Every year we celebrate the day as ‘National Women’s Day’ to pay tribute to their struggle for the rights of women and restoration of democracy with its true essence.

The heroic step of these women  against the military dictatorship were witnessed on the streets of Lahore as they broke the chains of martial law regulations. The dictatorial rule prevented them from carrying out rallies and processions, on grounds of basic democratic rights.

These courageous women of Women’s Action Forum (WAF) collaborated with women of Pakistan Women Lawyers’ Association (PWLA) and took to the streets. They marched from Hall Road towards the Lahore High Court to challenge the law of evidence. The law had been devised to mitigate the testimony of women as half of men.  

Narratives from history remind us that when the struggle of these women reached the high court, they were welcomed by the revolutionary poet Habib Jalib. He paid the price of paying solidarity to these women by sharing incarceration with these revolutionaries struggling for an egalitarian, non-patriarchal and emancipated world for women.   

Nighat Saeed Khan, who played pivotal role in the foundation of WAF, opens up and shared the vivid memory of that day. She recalled that the activists took on the oppressive military regime, when nobody was courageous enough to take steps against the series of discriminative laws against women. Women themselves had to stand up against the patriarchal society and challenged these discriminative laws in the court of law. WAF played a very significant role in this entire wave of struggle against the proposed law of evidence.

The struggle paid off when the morning of February 12, in 1983 attenuated proposed law of evidence, though ‘eyewitness’ was still an issue.

Another eye witness of this wave against Zia’s ‘Islamization’ – Farida Shaheed recalled that Shahnaz, a young activist who was crying while she tried to console her by saying that they all are facing baton charge together. However, her striking answer was 

“Mein lathi charge ki waja se nai ro rahi.
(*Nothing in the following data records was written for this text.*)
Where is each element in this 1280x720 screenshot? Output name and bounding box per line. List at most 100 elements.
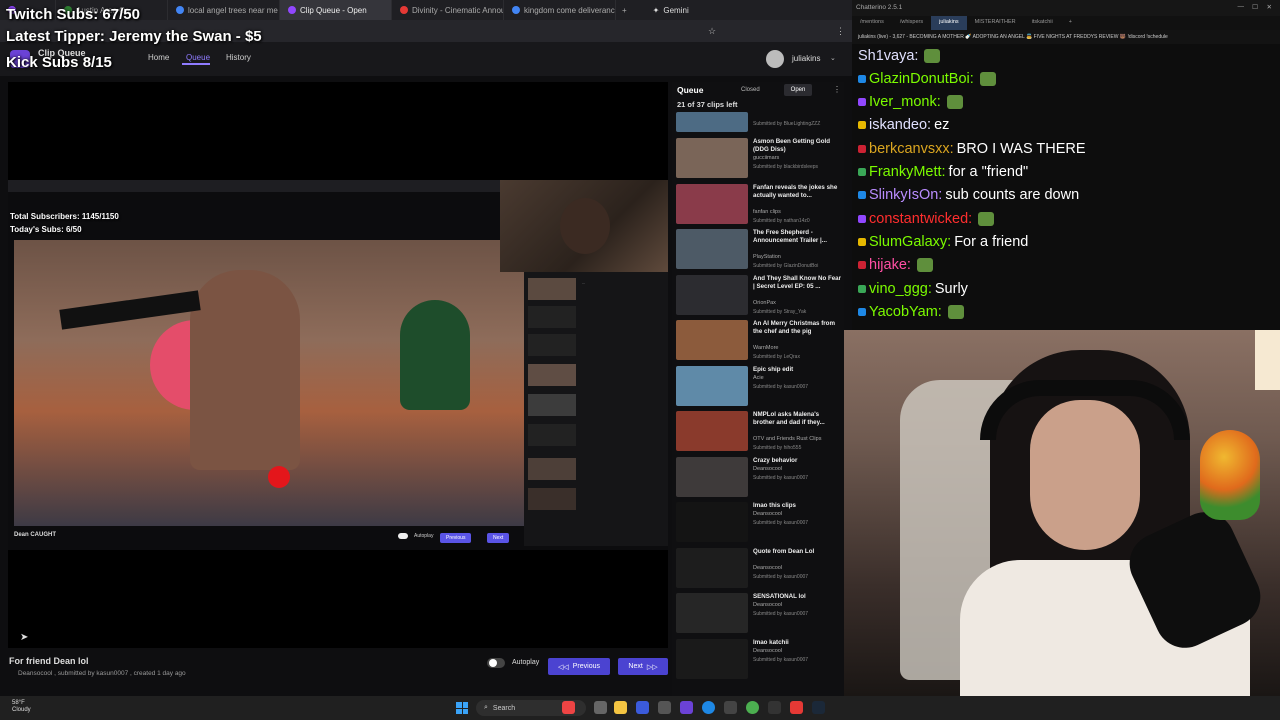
chat-message: GlazinDonutBoi: [858,67,996,90]
queue-item[interactable]: Submitted by BlueLightingZZZ [676,112,842,134]
user-menu-chevron-icon[interactable]: ⌄ [830,54,836,62]
queue-item-thumbnail [676,502,748,542]
chat-username[interactable]: FrankyMett: [869,164,946,180]
browser-tab[interactable]: local angel trees near me - G... [168,0,280,20]
autoplay-toggle[interactable] [487,658,505,668]
file-explorer-icon[interactable] [614,701,627,714]
chat-username[interactable]: YacobYam: [869,304,942,320]
chat-app-title: Chatterino 2.5.1 [856,4,903,11]
obs-icon[interactable] [768,701,781,714]
red-ornament-shape [268,466,290,488]
weather-widget[interactable]: 58°F Cloudy [12,700,31,714]
browser-tab[interactable]: kingdom come deliverance [504,0,616,20]
queue-item-thumbnail [676,229,748,269]
chat-emote-icon [947,304,964,319]
tab-favicon-icon [288,6,296,14]
chat-tab-whispers[interactable]: /whispers [892,16,931,30]
queue-more-icon[interactable]: ⋮ [833,85,841,94]
bookmark-star-icon[interactable]: ☆ [708,26,716,37]
chat-text: sub counts are down [945,187,1080,204]
chat-text: for a "friend" [948,164,1029,180]
queue-item-submitter: Submitted by kasun0007 [753,611,809,617]
app-icon[interactable] [790,701,803,714]
new-tab-button[interactable]: + [616,6,633,15]
queue-item[interactable]: Crazy behavior Deansocool Submitted by kas… [676,455,842,499]
queue-item[interactable]: SENSATIONAL lol Deansocool Submitted by ka… [676,591,842,635]
queue-item-thumbnail [676,593,748,633]
chat-username[interactable]: iskandeo: [869,117,931,133]
queue-item-submitter: Submitted by Stray_Yak [753,308,807,315]
queue-item-title: Quote from Dean Lol [753,547,815,555]
chat-username[interactable]: GlazinDonutBoi: [869,71,974,87]
app-icon[interactable] [724,701,737,714]
chat-tab-mentions[interactable]: /mentions [852,16,892,30]
next-button[interactable]: Next ▷▷ [618,658,668,675]
discord-icon[interactable] [680,701,693,714]
queue-item[interactable]: lmao katchii Deansocool Submitted by kasun… [676,637,842,681]
queue-item-title: NMPLol asks Malena's brother and dad if … [753,411,825,426]
queue-item[interactable]: Fanfan reveals the jokes she actually wa… [676,182,842,226]
app-icon[interactable] [562,701,575,714]
queue-item[interactable]: And They Shall Know No Fear | Secret Lev… [676,273,842,317]
chat-tab-juliakins[interactable]: juliakins [931,16,967,30]
browser-tab[interactable]: Divinity - Cinematic Announ... [392,0,504,20]
queue-item-submitter: Submitted by kasun0007 [753,383,809,390]
gemini-button[interactable]: ✦ Gemini [653,6,689,15]
username-label[interactable]: juliakins [792,54,820,63]
chat-badge-icon [858,121,866,130]
windows-start-icon[interactable] [456,702,468,714]
chrome-icon[interactable] [746,701,759,714]
queue-item-channel: OTV and Friends Rust Clips [753,436,822,442]
chat-add-tab-icon[interactable]: + [1061,16,1080,30]
queue-item[interactable]: NMPLol asks Malena's brother and dad if … [676,409,842,453]
queue-item[interactable]: Asmon Been Getting Gold (DDG Diss) guccii… [676,136,842,180]
queue-item-title: Crazy behavior [753,456,798,464]
queue-item[interactable]: lmao this clips Deansocool Submitted by ka… [676,500,842,544]
queue-item-submitter: Submitted by kasun0007 [753,573,809,580]
browser-menu-icon[interactable]: ⋮ [836,26,845,37]
chat-tab-misteraither[interactable]: MISTERAITHER [967,16,1024,30]
close-icon[interactable]: ✕ [1267,3,1272,11]
chat-username[interactable]: constantwicked: [869,211,972,227]
steam-icon[interactable] [812,701,825,714]
gemini-icon: ✦ [652,5,660,15]
chat-badge-icon [858,168,866,176]
queue-closed-toggle[interactable]: Closed [741,87,760,93]
queue-item[interactable]: An AI Merry Christmas from the chef and … [676,318,842,362]
queue-item[interactable]: The Free Shepherd - Announcement Trailer… [676,227,842,271]
chat-username[interactable]: hijake: [869,257,911,273]
previous-button[interactable]: ◁◁ Previous [548,658,610,675]
chat-username[interactable]: SlinkyIsOn: [869,187,942,203]
queue-item[interactable]: Epic ship edit Acie Submitted by kasun0007 [676,364,842,408]
chat-badge-icon [858,214,866,223]
chat-tab-itskatchii[interactable]: itskatchii [1024,16,1061,30]
queue-open-toggle[interactable]: Open [784,84,812,96]
next-icon: ▷▷ [646,663,658,671]
queue-item-channel: OrionPax [753,299,776,306]
next-label: Next [628,663,643,670]
avatar[interactable] [766,50,784,68]
youtube-icon [400,6,408,14]
nav-queue[interactable]: Queue [186,53,210,62]
app-icon[interactable] [636,701,649,714]
chat-text: For a friend [954,233,1029,250]
app-icon[interactable] [658,701,671,714]
queue-item-channel: Deansocool [753,465,783,472]
nav-home[interactable]: Home [148,53,169,62]
queue-item-channel: Deansocool [753,564,783,571]
parrot-shape [1200,430,1260,520]
task-view-icon[interactable] [594,701,607,714]
chat-username[interactable]: Iver_monk: [869,94,941,110]
chat-username[interactable]: SlumGalaxy: [869,234,951,250]
browser-tab-active[interactable]: Clip Queue - Open [280,0,392,20]
minimize-icon[interactable]: — [1238,3,1245,10]
maximize-icon[interactable]: ☐ [1252,3,1258,11]
edge-icon[interactable] [702,701,715,714]
chat-username[interactable]: Sh1vaya: [858,48,918,64]
inner-autoplay-toggle [398,533,408,539]
queue-item-submitter: Submitted by BlueLightingZZZ [753,121,821,127]
nav-history[interactable]: History [226,53,251,62]
chat-username[interactable]: vino_ggg: [869,281,932,297]
chat-username[interactable]: berkcanvsxx: [869,141,954,157]
queue-item[interactable]: Quote from Dean Lol Deansocool Submitted b… [676,546,842,590]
Bulkay dukh toh iss baat ka hai ke mein unse lathi hasil karny kay bawajod bhi badla na lay saki.”

(I’m not crying because of the baton charge. I’m upset because I couldn’t get vengeance despite taking the baton from them)

We need to make a commitment to ourselves that we will educate the masses for the establishment of a just and democratic Pakistan, where both men and women are equally recognized without any discrimination. We need to give them the right to live their lives with self-respect and dignity.